4. The photovoltaic grid-connected power allocation method according to claim 1, characterized in that, The calculation of the performance evaluation results of each of the candidate allocation strategies for multiple performance metrics includes: Calculate the performance evaluation results of each candidate allocation strategy for the user annualized net return index, market value realization index, and policy signal conversion rate index.
5. The photovoltaic grid-connected power allocation method according to claim 1, characterized in that, The calculation of the performance evaluation results of each of the candidate allocation strategies for multiple performance metrics includes: Collect photovoltaic parameters; wherein, the photovoltaic parameters include photovoltaic output parameters, user load parameters, photovoltaic cost parameters, and electricity price policy parameters; Based on the photovoltaic parameters, the performance evaluation results of each candidate allocation strategy for each performance index are calculated.
6. The photovoltaic grid-connected power allocation method according to any one of claims 1 to 5, characterized in that, The process of obtaining multiple candidate allocation strategies for photovoltaic grid-connected electricity includes: Obtain a pre-established multi-objective power allocation strategy model; wherein, the multi-objective power allocation strategy model includes power allocation strategy models with mechanism priority, market priority, green certificate priority and dynamic adaptive allocation as objectives respectively, and the dynamic adaptive allocation is adaptive allocation in mechanism market, spot market and green certificate market. By iterating through different combinations of configuration parameters in each of the power allocation strategy models, multiple candidate allocation strategies are obtained.

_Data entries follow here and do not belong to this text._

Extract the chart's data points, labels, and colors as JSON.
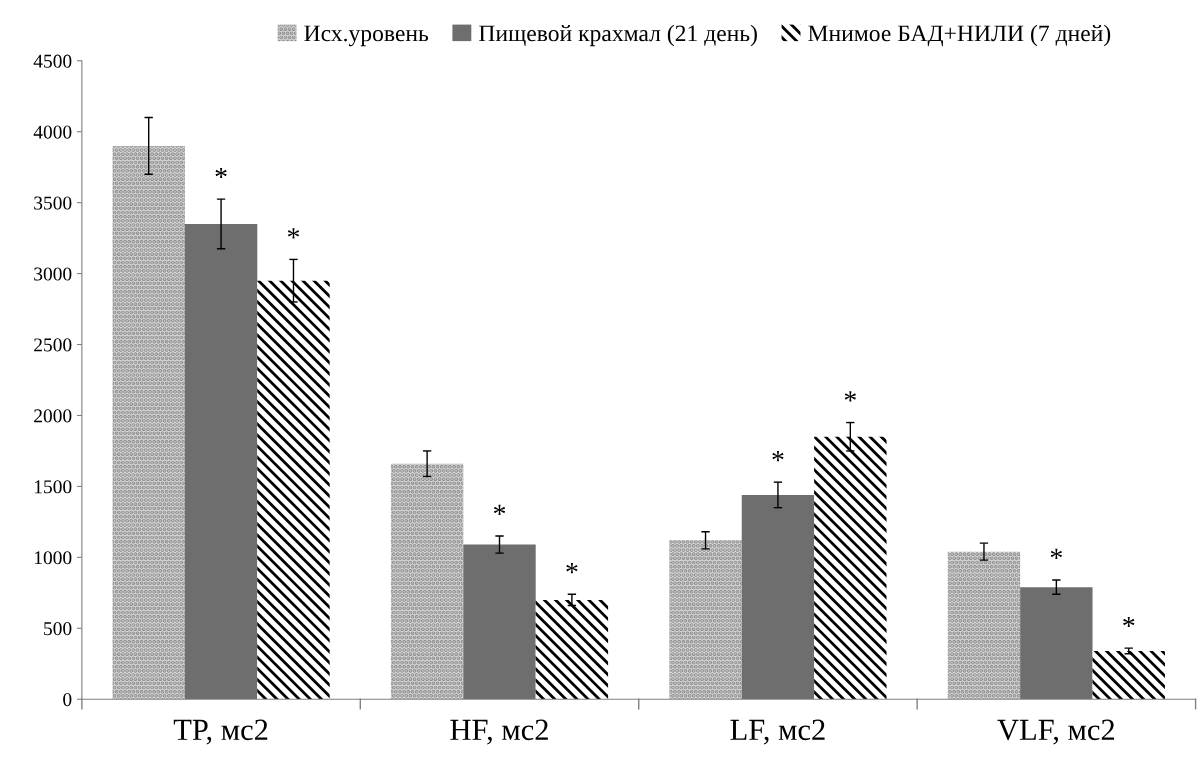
{
  "chart_data": {
    "type": "bar",
    "categories": [
      "TP, мс2",
      "HF, мс2",
      "LF, мс2",
      "VLF, мс2"
    ],
    "series": [
      {
        "name": "Исх.уровень",
        "color": "#d6d6d6",
        "values": [
          3900,
          1660,
          1120,
          1040
        ],
        "errors": [
          200,
          90,
          60,
          60
        ]
      },
      {
        "name": "Пищевой крахмал (21 день)",
        "color": "#6e6e6e",
        "values": [
          3350,
          1090,
          1440,
          790
        ],
        "errors": [
          175,
          60,
          90,
          50
        ],
        "value_labels": [
          "*",
          "*",
          "*",
          "*"
        ]
      },
      {
        "name": "Мнимое БАД+НИЛИ (7 дней)",
        "color": "#000000",
        "values": [
          2950,
          700,
          1850,
          340
        ],
        "errors": [
          150,
          40,
          100,
          20
        ],
        "value_labels": [
          "*",
          "*",
          "*",
          "*"
        ]
      }
    ],
    "ylim": [
      0,
      4500
    ],
    "yticks": [
      0,
      500,
      1000,
      1500,
      2000,
      2500,
      3000,
      3500,
      4000,
      4500
    ],
    "grid": false,
    "legend": "top"
  }
}
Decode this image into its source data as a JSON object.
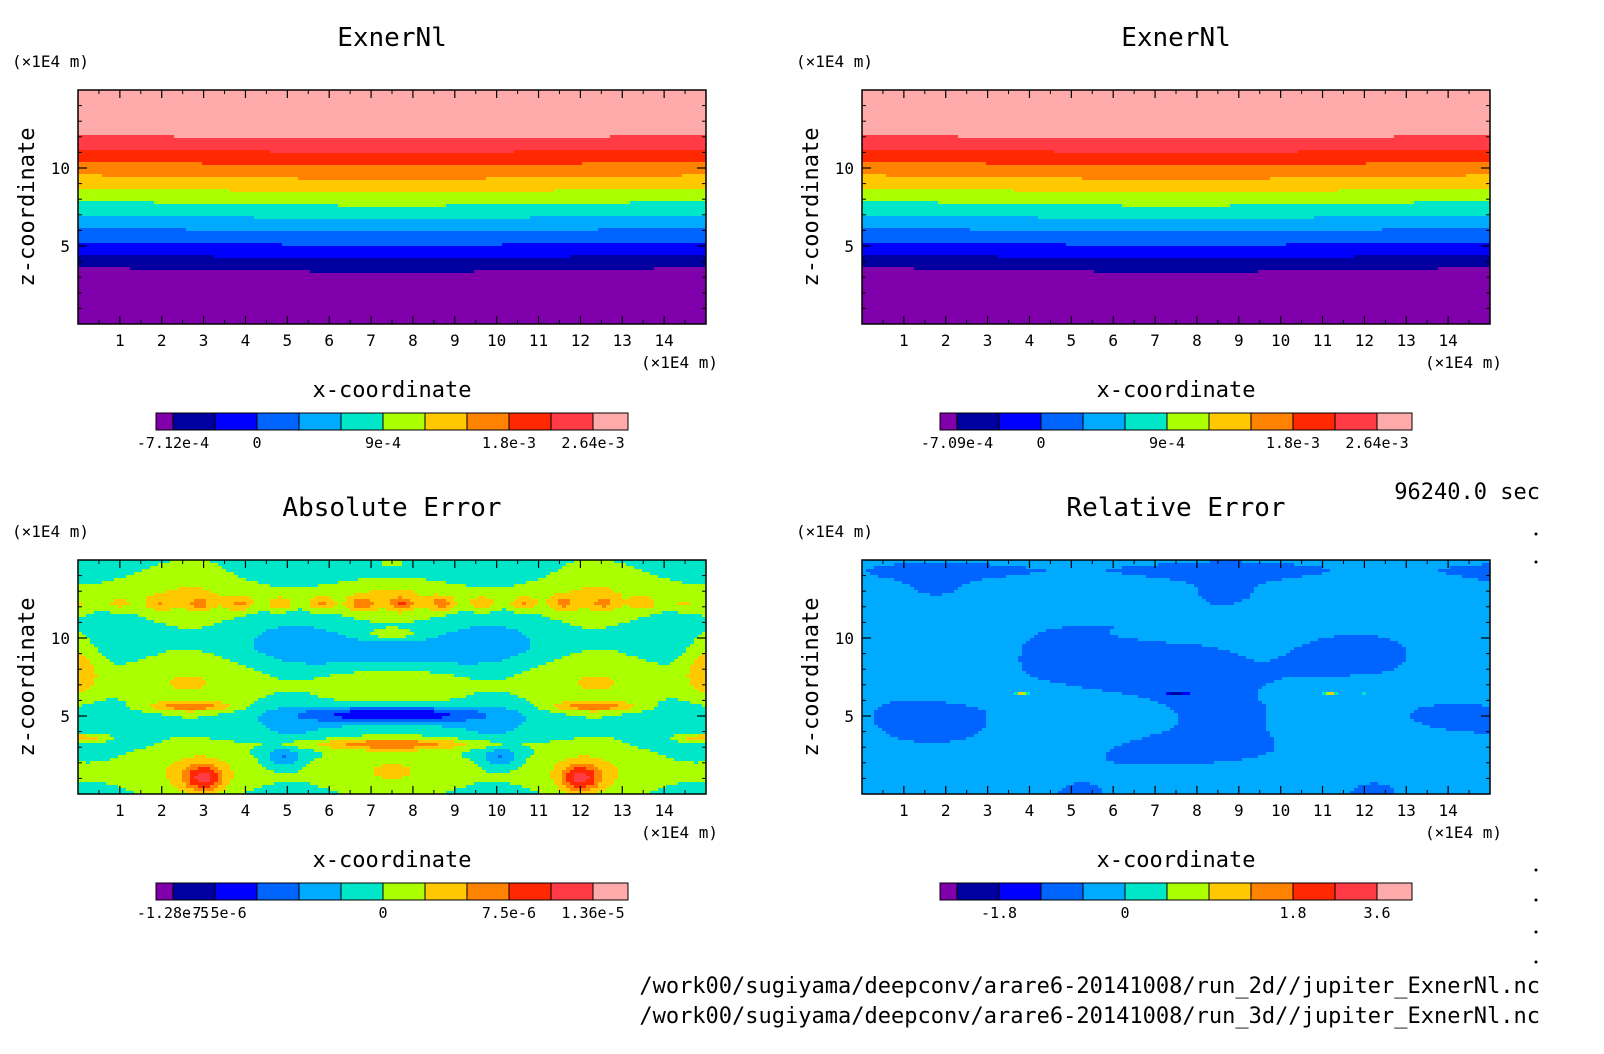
{
  "time_label": "96240.0 sec",
  "files": [
    "/work00/sugiyama/deepconv/arare6-20141008/run_2d//jupiter_ExnerNl.nc",
    "/work00/sugiyama/deepconv/arare6-20141008/run_3d//jupiter_ExnerNl.nc"
  ],
  "chart_data": [
    {
      "type": "heatmap",
      "title": "ExnerNl",
      "xlabel": "x-coordinate",
      "ylabel": "z-coordinate",
      "x_unit": "(×1E4 m)",
      "y_unit": "(×1E4 m)",
      "xlim": [
        0,
        15
      ],
      "ylim": [
        0,
        15
      ],
      "x_ticks": [
        "1",
        "2",
        "3",
        "4",
        "5",
        "6",
        "7",
        "8",
        "9",
        "10",
        "11",
        "12",
        "13",
        "14"
      ],
      "y_ticks": [
        "5",
        "10"
      ],
      "pattern": "horizontal-layers",
      "colorbar_labels": [
        "-7.12e-4",
        "0",
        "9e-4",
        "1.8e-3",
        "2.64e-3"
      ],
      "z_range": [
        -0.000712,
        0.00264
      ]
    },
    {
      "type": "heatmap",
      "title": "ExnerNl",
      "xlabel": "x-coordinate",
      "ylabel": "z-coordinate",
      "x_unit": "(×1E4 m)",
      "y_unit": "(×1E4 m)",
      "xlim": [
        0,
        15
      ],
      "ylim": [
        0,
        15
      ],
      "x_ticks": [
        "1",
        "2",
        "3",
        "4",
        "5",
        "6",
        "7",
        "8",
        "9",
        "10",
        "11",
        "12",
        "13",
        "14"
      ],
      "y_ticks": [
        "5",
        "10"
      ],
      "pattern": "horizontal-layers",
      "colorbar_labels": [
        "-7.09e-4",
        "0",
        "9e-4",
        "1.8e-3",
        "2.64e-3"
      ],
      "z_range": [
        -0.000709,
        0.00264
      ]
    },
    {
      "type": "heatmap",
      "title": "Absolute Error",
      "xlabel": "x-coordinate",
      "ylabel": "z-coordinate",
      "x_unit": "(×1E4 m)",
      "y_unit": "(×1E4 m)",
      "xlim": [
        0,
        15
      ],
      "ylim": [
        0,
        15
      ],
      "x_ticks": [
        "1",
        "2",
        "3",
        "4",
        "5",
        "6",
        "7",
        "8",
        "9",
        "10",
        "11",
        "12",
        "13",
        "14"
      ],
      "y_ticks": [
        "5",
        "10"
      ],
      "pattern": "symmetric-waves",
      "colorbar_labels": [
        "-1.28e-5",
        "-7.5e-6",
        "0",
        "7.5e-6",
        "1.36e-5"
      ],
      "z_range": [
        -1.28e-05,
        1.36e-05
      ]
    },
    {
      "type": "heatmap",
      "title": "Relative Error",
      "xlabel": "x-coordinate",
      "ylabel": "z-coordinate",
      "x_unit": "(×1E4 m)",
      "y_unit": "(×1E4 m)",
      "xlim": [
        0,
        15
      ],
      "ylim": [
        0,
        15
      ],
      "x_ticks": [
        "1",
        "2",
        "3",
        "4",
        "5",
        "6",
        "7",
        "8",
        "9",
        "10",
        "11",
        "12",
        "13",
        "14"
      ],
      "y_ticks": [
        "5",
        "10"
      ],
      "pattern": "mostly-neutral",
      "colorbar_labels": [
        "-1.8",
        "0",
        "1.8",
        "3.6"
      ],
      "z_range": [
        -2.7,
        3.6
      ]
    }
  ],
  "palette": [
    "#7f00aa",
    "#0000a0",
    "#0000ff",
    "#0064ff",
    "#00aaff",
    "#00e6c8",
    "#aaff00",
    "#ffc800",
    "#ff8200",
    "#ff2800",
    "#ff3c46",
    "#ffaaaa"
  ]
}
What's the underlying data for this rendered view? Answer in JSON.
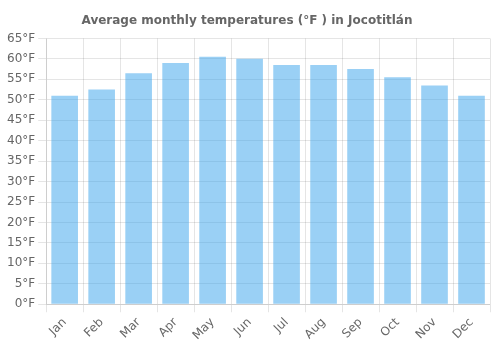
{
  "chart_data": {
    "type": "bar",
    "title": "Average monthly temperatures (°F ) in Jocotitlán",
    "categories": [
      "Jan",
      "Feb",
      "Mar",
      "Apr",
      "May",
      "Jun",
      "Jul",
      "Aug",
      "Sep",
      "Oct",
      "Nov",
      "Dec"
    ],
    "values": [
      51.0,
      52.5,
      56.5,
      59.0,
      60.5,
      60.0,
      58.5,
      58.5,
      57.5,
      55.5,
      53.5,
      51.0
    ],
    "ylim": [
      0,
      65
    ],
    "yticks": [
      {
        "value": 0,
        "label": "0°F"
      },
      {
        "value": 5,
        "label": "5°F"
      },
      {
        "value": 10,
        "label": "10°F"
      },
      {
        "value": 15,
        "label": "15°F"
      },
      {
        "value": 20,
        "label": "20°F"
      },
      {
        "value": 25,
        "label": "25°F"
      },
      {
        "value": 30,
        "label": "30°F"
      },
      {
        "value": 35,
        "label": "35°F"
      },
      {
        "value": 40,
        "label": "40°F"
      },
      {
        "value": 45,
        "label": "45°F"
      },
      {
        "value": 50,
        "label": "50°F"
      },
      {
        "value": 55,
        "label": "55°F"
      },
      {
        "value": 60,
        "label": "60°F"
      },
      {
        "value": 65,
        "label": "65°F"
      }
    ],
    "grid": true
  }
}
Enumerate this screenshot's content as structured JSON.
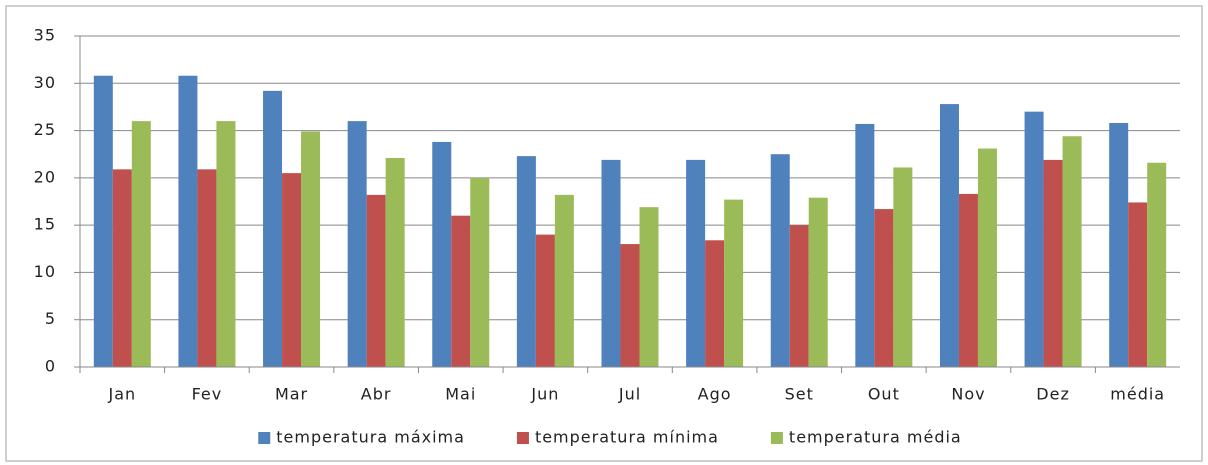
{
  "chart_data": {
    "type": "bar",
    "categories": [
      "Jan",
      "Fev",
      "Mar",
      "Abr",
      "Mai",
      "Jun",
      "Jul",
      "Ago",
      "Set",
      "Out",
      "Nov",
      "Dez",
      "média"
    ],
    "series": [
      {
        "name": "temperatura máxima",
        "color": "#4f81bd",
        "values": [
          30.8,
          30.8,
          29.2,
          26,
          23.8,
          22.3,
          21.9,
          21.9,
          22.5,
          25.7,
          27.8,
          27,
          25.8
        ]
      },
      {
        "name": "temperatura mínima",
        "color": "#c0504d",
        "values": [
          20.9,
          20.9,
          20.5,
          18.2,
          16,
          14,
          13,
          13.4,
          15,
          16.7,
          18.3,
          21.9,
          17.4
        ]
      },
      {
        "name": "temperatura média",
        "color": "#9bbb59",
        "values": [
          26,
          26,
          24.9,
          22.1,
          20,
          18.2,
          16.9,
          17.7,
          17.9,
          21.1,
          23.1,
          24.4,
          21.6
        ]
      }
    ],
    "ylim": [
      0,
      35
    ],
    "yticks": [
      0,
      5,
      10,
      15,
      20,
      25,
      30,
      35
    ],
    "grid": true,
    "legend": "bottom"
  }
}
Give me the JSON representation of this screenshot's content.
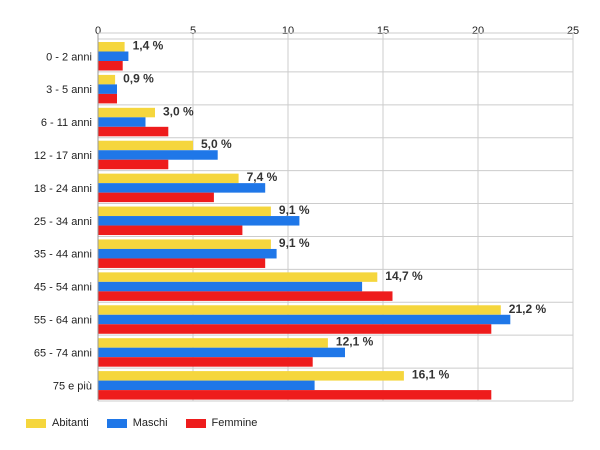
{
  "chart_data": {
    "type": "bar",
    "orientation": "horizontal",
    "categories": [
      "0 - 2 anni",
      "3 - 5 anni",
      "6 - 11 anni",
      "12 - 17 anni",
      "18 - 24 anni",
      "25 - 34 anni",
      "35 - 44 anni",
      "45 - 54 anni",
      "55 - 64 anni",
      "65 - 74 anni",
      "75 e più"
    ],
    "series": [
      {
        "name": "Abitanti",
        "color": "#f5d63d",
        "values": [
          1.4,
          0.9,
          3.0,
          5.0,
          7.4,
          9.1,
          9.1,
          14.7,
          21.2,
          12.1,
          16.1
        ]
      },
      {
        "name": "Maschi",
        "color": "#1f77e8",
        "values": [
          1.6,
          1.0,
          2.5,
          6.3,
          8.8,
          10.6,
          9.4,
          13.9,
          21.7,
          13.0,
          11.4
        ]
      },
      {
        "name": "Femmine",
        "color": "#ee1c1c",
        "values": [
          1.3,
          1.0,
          3.7,
          3.7,
          6.1,
          7.6,
          8.8,
          15.5,
          20.7,
          11.3,
          20.7
        ]
      }
    ],
    "data_labels": [
      "1,4 %",
      "0,9 %",
      "3,0 %",
      "5,0 %",
      "7,4 %",
      "9,1 %",
      "9,1 %",
      "14,7 %",
      "21,2 %",
      "12,1 %",
      "16,1 %"
    ],
    "xlim": [
      0,
      25
    ],
    "xticks": [
      0,
      5,
      10,
      15,
      20,
      25
    ],
    "x_axis_position": "top",
    "grid": true,
    "legend_position": "bottom-left"
  }
}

7. The photovoltaic grid-connected power allocation method according to claim 6, characterized in that, The step of determining the target allocation strategy from the Pareto optimal solution set based on the score fluctuation index includes: Based on the aforementioned score fluctuation index, target allocation strategies are determined from the Pareto optimal solution set, with the objectives of prioritizing mechanisms, prioritizing markets, prioritizing green certificates, and dynamically adaptive allocation, respectively.
8. A photovoltaic grid-connected power distribution device, characterized in that, include: The first calculation module is configured to obtain multiple candidate allocation strategies for photovoltaic grid-connected electricity and calculate the performance evaluation results of each candidate allocation strategy for multiple performance indicators. The filtering module is configured to filter multiple candidate allocation strategies based on the performance evaluation results to obtain a Pareto optimal solution set; The second calculation module is configured to calculate the score fluctuation index of each candidate allocation strategy in the Pareto optimal solution set based on the performance evaluation results. The determination module is configured to determine the target allocation strategy from the Pareto optimal solution set based on the score fluctuation index.
9. An electronic device comprising a memory, a processor, and a computer program stored in the memory and running on the processor, characterized in that, When the processor executes the computer program, it implements the photovoltaic grid-connected power distribution method as described in any one of claims 1 to 7.
10. A non-transitory computer-readable storage medium having a computer program stored thereon, characterized in that, When the computer program is executed by the processor, it implements the photovoltaic grid-connected power distribution method as described in any one of claims 1 to 7.